Recruitment records were not adequate to keep people safe from receiving care from unsuitable staff. Ongoing supervision and appraisal of the manager was not maintained to enable them to carry out their role effectively. Staff did not have adequate one to one supervisions to support them in their role and ensure their personal development needs were taken care of. Risks were not suitably assessed to keep people, staff and visitors safe. Medicine recording and storage was not managed well enough to keep people safe from harm. The provider did not have systems and processes in place to monitor the quality and safety of the service and therefore make improvements.

People and their relatives said they felt safe at the service and knew who they would speak to if they had concerns. A safeguarding procedure was in place and staff knew what their responsibilities were in reporting any suspicion of abuse. Staff could also describe how to recognise the signs of abuse.

Relevant policies and procedures were in place to support the staff to keep people safe and free from harm. Maintenance and servicing of equipment was carried out at the appropriate intervals to keep people safe within the premises.

Some people administered their own medicines. A locked drawer in their bedroom was provided to support them to do this safely and conveniently. Staff had been trained in how to administer medicines safely.

There were enough staff to ensure that people’s support requirements were well met. This was evident by our own observations as well as feedback from people and their relatives. The staff team had the time to sit and chat with people as well as engage in activities.
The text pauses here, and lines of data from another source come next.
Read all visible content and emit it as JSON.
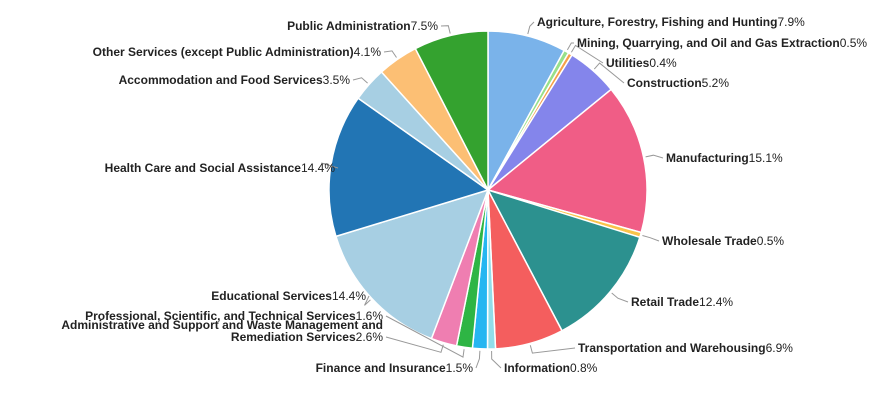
{
  "chart_data": {
    "type": "pie",
    "title": "",
    "unit": "%",
    "slices": [
      {
        "name": "Agriculture, Forestry, Fishing and Hunting",
        "value": 7.9,
        "pct": "7.9%",
        "color": "#7ab3ea"
      },
      {
        "name": "Mining, Quarrying, and Oil and Gas Extraction",
        "value": 0.5,
        "pct": "0.5%",
        "color": "#98e08a"
      },
      {
        "name": "Utilities",
        "value": 0.4,
        "pct": "0.4%",
        "color": "#f5a04a"
      },
      {
        "name": "Construction",
        "value": 5.2,
        "pct": "5.2%",
        "color": "#8485eb"
      },
      {
        "name": "Manufacturing",
        "value": 15.1,
        "pct": "15.1%",
        "color": "#f05d86"
      },
      {
        "name": "Wholesale Trade",
        "value": 0.5,
        "pct": "0.5%",
        "color": "#f9c34a"
      },
      {
        "name": "Retail Trade",
        "value": 12.4,
        "pct": "12.4%",
        "color": "#2c918f"
      },
      {
        "name": "Transportation and Warehousing",
        "value": 6.9,
        "pct": "6.9%",
        "color": "#f45e5e"
      },
      {
        "name": "Information",
        "value": 0.8,
        "pct": "0.8%",
        "color": "#92dde9"
      },
      {
        "name": "Finance and Insurance",
        "value": 1.5,
        "pct": "1.5%",
        "color": "#25b6f1"
      },
      {
        "name": "Professional, Scientific, and Technical Services",
        "value": 1.6,
        "pct": "1.6%",
        "color": "#2eb544"
      },
      {
        "name": "Administrative and Support and Waste Management and Remediation Services",
        "value": 2.6,
        "pct": "2.6%",
        "color": "#ef7eb1"
      },
      {
        "name": "Educational Services",
        "value": 14.4,
        "pct": "14.4%",
        "color": "#a7cfe3"
      },
      {
        "name": "Health Care and Social Assistance",
        "value": 14.4,
        "pct": "14.4%",
        "color": "#2275b4"
      },
      {
        "name": "Accommodation and Food Services",
        "value": 3.5,
        "pct": "3.5%",
        "color": "#a7cfe3"
      },
      {
        "name": "Other Services (except Public Administration)",
        "value": 4.1,
        "pct": "4.1%",
        "color": "#fcbf74"
      },
      {
        "name": "Public Administration",
        "value": 7.5,
        "pct": "7.5%",
        "color": "#34a22f"
      }
    ]
  }
}
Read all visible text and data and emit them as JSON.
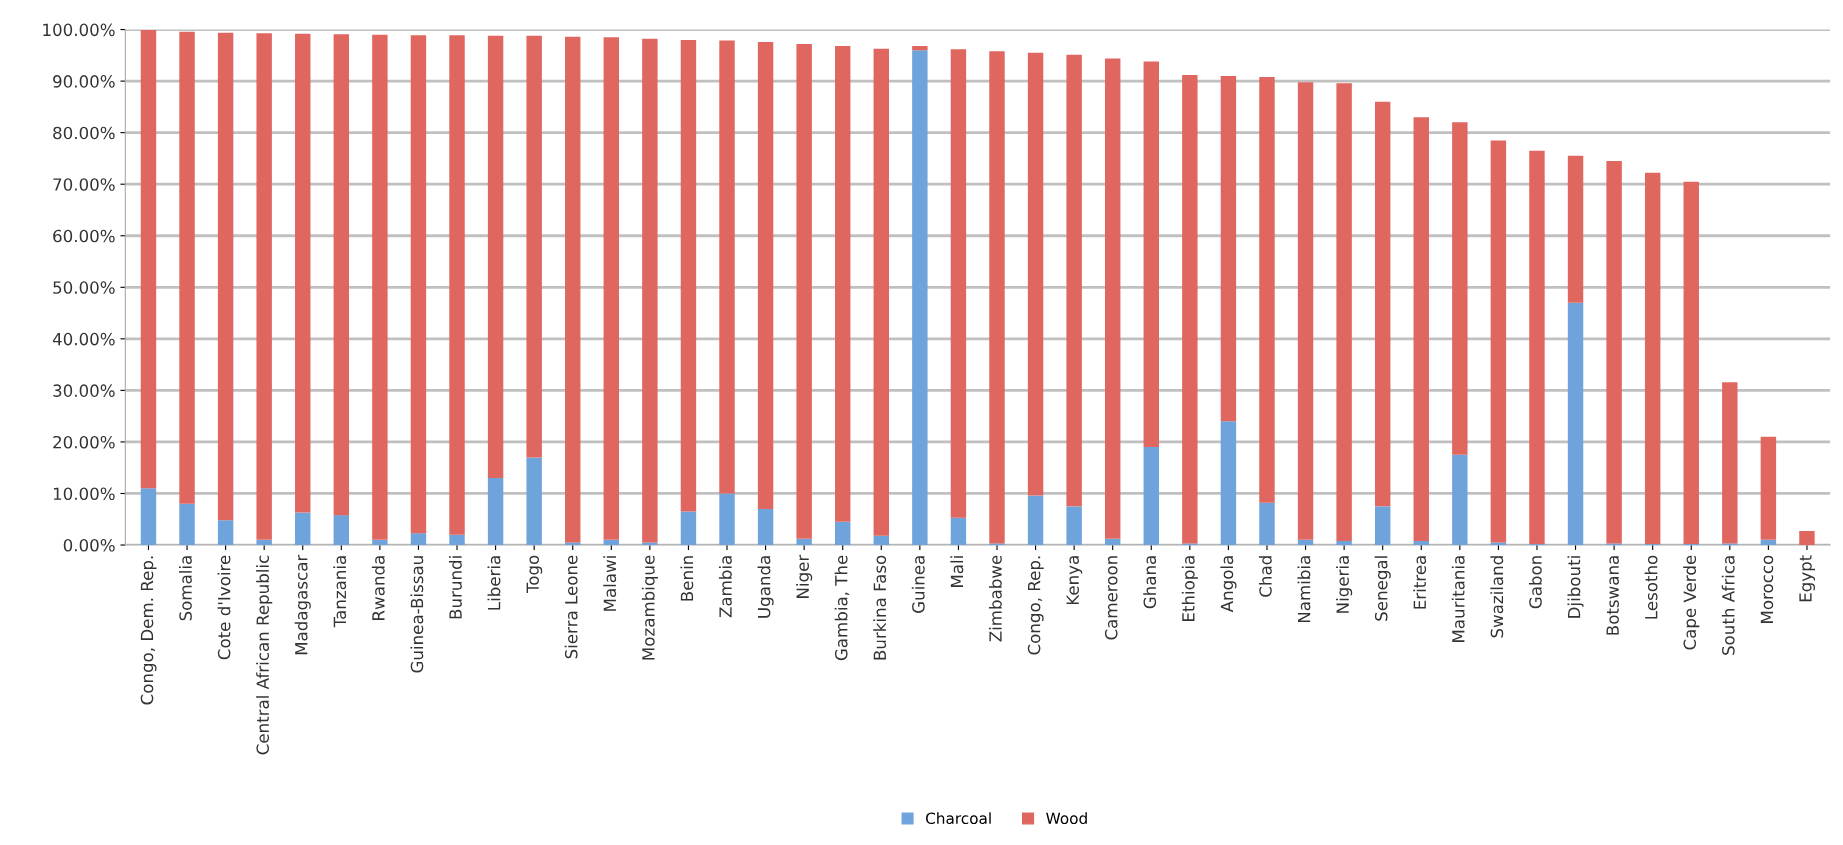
{
  "chart_data": {
    "type": "bar",
    "stacked": true,
    "categories": [
      "Congo, Dem. Rep.",
      "Somalia",
      "Cote d'Ivoire",
      "Central African Republic",
      "Madagascar",
      "Tanzania",
      "Rwanda",
      "Guinea-Bissau",
      "Burundi",
      "Liberia",
      "Togo",
      "Sierra Leone",
      "Malawi",
      "Mozambique",
      "Benin",
      "Zambia",
      "Uganda",
      "Niger",
      "Gambia, The",
      "Burkina Faso",
      "Guinea",
      "Mali",
      "Zimbabwe",
      "Congo, Rep.",
      "Kenya",
      "Cameroon",
      "Ghana",
      "Ethiopia",
      "Angola",
      "Chad",
      "Namibia",
      "Nigeria",
      "Senegal",
      "Eritrea",
      "Mauritania",
      "Swaziland",
      "Gabon",
      "Djibouti",
      "Botswana",
      "Lesotho",
      "Cape Verde",
      "South Africa",
      "Morocco",
      "Egypt"
    ],
    "series": [
      {
        "name": "Charcoal",
        "color": "#6fa3dc",
        "values": [
          11,
          8,
          4.8,
          1,
          6.3,
          5.8,
          1,
          2.3,
          2,
          13,
          17,
          0.5,
          1,
          0.5,
          6.5,
          10,
          7,
          1.2,
          4.5,
          1.8,
          96,
          5.3,
          0.3,
          9.6,
          7.5,
          1.2,
          19,
          0.3,
          24,
          8.2,
          1,
          0.8,
          7.5,
          0.8,
          17.5,
          0.5,
          0.2,
          47,
          0.3,
          0.2,
          0.2,
          0.3,
          1,
          null
        ]
      },
      {
        "name": "Wood",
        "color": "#e06660",
        "values": [
          88.9,
          91.6,
          94.6,
          98.3,
          92.9,
          93.3,
          98.0,
          96.6,
          96.9,
          85.8,
          81.8,
          98.1,
          97.5,
          97.7,
          91.5,
          87.9,
          90.6,
          96.0,
          92.3,
          94.5,
          0.8,
          90.9,
          95.5,
          85.9,
          87.6,
          93.2,
          74.8,
          90.9,
          67.0,
          82.6,
          88.8,
          88.8,
          78.5,
          82.2,
          64.5,
          78.0,
          76.3,
          28.5,
          74.2,
          72.0,
          70.3,
          31.3,
          20.0,
          2.7
        ]
      }
    ],
    "ylim": [
      0,
      100
    ],
    "yticks": [
      {
        "value": 0,
        "label": "0.00%"
      },
      {
        "value": 10,
        "label": "10.00%"
      },
      {
        "value": 20,
        "label": "20.00%"
      },
      {
        "value": 30,
        "label": "30.00%"
      },
      {
        "value": 40,
        "label": "40.00%"
      },
      {
        "value": 50,
        "label": "50.00%"
      },
      {
        "value": 60,
        "label": "60.00%"
      },
      {
        "value": 70,
        "label": "70.00%"
      },
      {
        "value": 80,
        "label": "80.00%"
      },
      {
        "value": 90,
        "label": "90.00%"
      },
      {
        "value": 100,
        "label": "100.00%"
      }
    ],
    "grid": "y",
    "legend": "bottom"
  }
}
This was encouraged by the provider who ensured there were enough staff to enable plenty one to one conversation as well as providing care and support.

People were supported to have their care and support needs met by trained staff. The provider employed an in house trainer with many years experience in the care sector. They could be reactive to the needs of individual staff, providing extra training and support when necessary. Induction training was one such need that could be met as and when new staff started working for the service.
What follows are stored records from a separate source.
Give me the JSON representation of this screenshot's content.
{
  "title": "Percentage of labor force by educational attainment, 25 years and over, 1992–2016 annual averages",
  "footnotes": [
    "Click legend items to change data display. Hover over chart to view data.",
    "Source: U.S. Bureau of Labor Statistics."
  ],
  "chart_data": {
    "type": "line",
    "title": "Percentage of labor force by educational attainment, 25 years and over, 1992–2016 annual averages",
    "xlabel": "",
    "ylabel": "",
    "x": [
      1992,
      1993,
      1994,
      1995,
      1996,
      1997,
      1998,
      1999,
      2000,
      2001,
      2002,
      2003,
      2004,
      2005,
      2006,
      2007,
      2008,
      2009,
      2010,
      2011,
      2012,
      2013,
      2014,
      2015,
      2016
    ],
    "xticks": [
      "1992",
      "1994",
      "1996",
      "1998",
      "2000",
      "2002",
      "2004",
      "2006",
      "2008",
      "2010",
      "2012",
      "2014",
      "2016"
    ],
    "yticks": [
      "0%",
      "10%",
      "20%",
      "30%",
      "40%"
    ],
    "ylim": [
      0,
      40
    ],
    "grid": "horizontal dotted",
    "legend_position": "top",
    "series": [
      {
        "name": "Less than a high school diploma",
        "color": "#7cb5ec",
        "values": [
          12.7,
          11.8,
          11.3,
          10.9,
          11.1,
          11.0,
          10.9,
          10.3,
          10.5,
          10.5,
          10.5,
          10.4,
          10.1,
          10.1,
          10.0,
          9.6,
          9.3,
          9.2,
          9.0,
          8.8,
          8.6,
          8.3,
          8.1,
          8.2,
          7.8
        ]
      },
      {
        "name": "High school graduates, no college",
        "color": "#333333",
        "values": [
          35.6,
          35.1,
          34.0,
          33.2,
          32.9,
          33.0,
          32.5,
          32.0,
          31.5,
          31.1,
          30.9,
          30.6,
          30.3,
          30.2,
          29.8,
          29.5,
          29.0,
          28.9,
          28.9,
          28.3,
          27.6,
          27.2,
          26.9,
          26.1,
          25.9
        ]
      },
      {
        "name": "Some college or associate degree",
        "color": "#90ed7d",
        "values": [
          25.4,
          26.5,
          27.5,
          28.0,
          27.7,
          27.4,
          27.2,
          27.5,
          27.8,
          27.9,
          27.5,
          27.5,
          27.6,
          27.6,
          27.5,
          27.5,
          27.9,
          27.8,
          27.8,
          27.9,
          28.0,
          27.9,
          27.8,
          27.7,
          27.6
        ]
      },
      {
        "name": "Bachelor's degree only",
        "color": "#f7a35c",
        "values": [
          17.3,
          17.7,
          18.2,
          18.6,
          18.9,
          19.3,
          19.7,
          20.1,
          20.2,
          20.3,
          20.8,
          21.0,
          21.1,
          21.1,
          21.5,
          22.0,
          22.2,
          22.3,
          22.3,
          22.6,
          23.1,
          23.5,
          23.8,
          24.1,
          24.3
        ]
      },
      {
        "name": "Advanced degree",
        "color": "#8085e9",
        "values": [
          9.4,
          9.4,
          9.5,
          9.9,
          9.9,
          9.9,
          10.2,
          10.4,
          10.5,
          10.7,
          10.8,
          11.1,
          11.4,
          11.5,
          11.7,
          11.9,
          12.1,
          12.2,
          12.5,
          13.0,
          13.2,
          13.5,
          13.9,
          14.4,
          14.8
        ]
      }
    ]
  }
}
CQC is required by law to monitor the operation of the Deprivation of Liberty Safeguards (DoLS) which applies to care homes. The manager and staff showed that they understood the Mental Capacity Act 2005 and DoLS. People’s capacity to stay at the home and receive care and support had been taken into account. People did not require a DoLS authorisation as they did have the capacity to make that decision.

People’s needs were assessed prior to staying for respite care with the involvement of the person and their family members if appropriate. Care plans contained detailed person centred information and guidance. All aspects of a person’s health, social and personal care needs were included to enable staff to meet their individual requirements. People’s choices about how they spent their day were respected. Some people preferred to spend time in their rooms, watching TV or reading. Others would access the activities on offer within the day centre.

People told us there was plenty to eat and drink as well as lots of choice. Menu’s and meals were flexible as people were able to decide what they would like to eat either from the menu or ask for something different. People’s day to day health needs were taken care of Details were available of the important health professionals used by the person should the need arise.

The staff had a caring approach and spent the time getting to know people. They could have good conversations with people about their families or interests. The respite care home had a friendly and relaxed atmosphere and this was confirmed by people and their relatives.

An easy to follow complaints procedure was in place. Although no complaints had been made to date, people and their relatives told us they would know who to go to if they had a concern.

The management team were visible within the home and were well known by people and staff. They were considered to be approachable and open to suggestions. The people who stayed there and the staff team felt valued and respected.

We found four breaches of the Health and Social Care Act 2008 (Regulated Activities) Regulations 2014. You can see what action we have taken at the back of the full version of the report.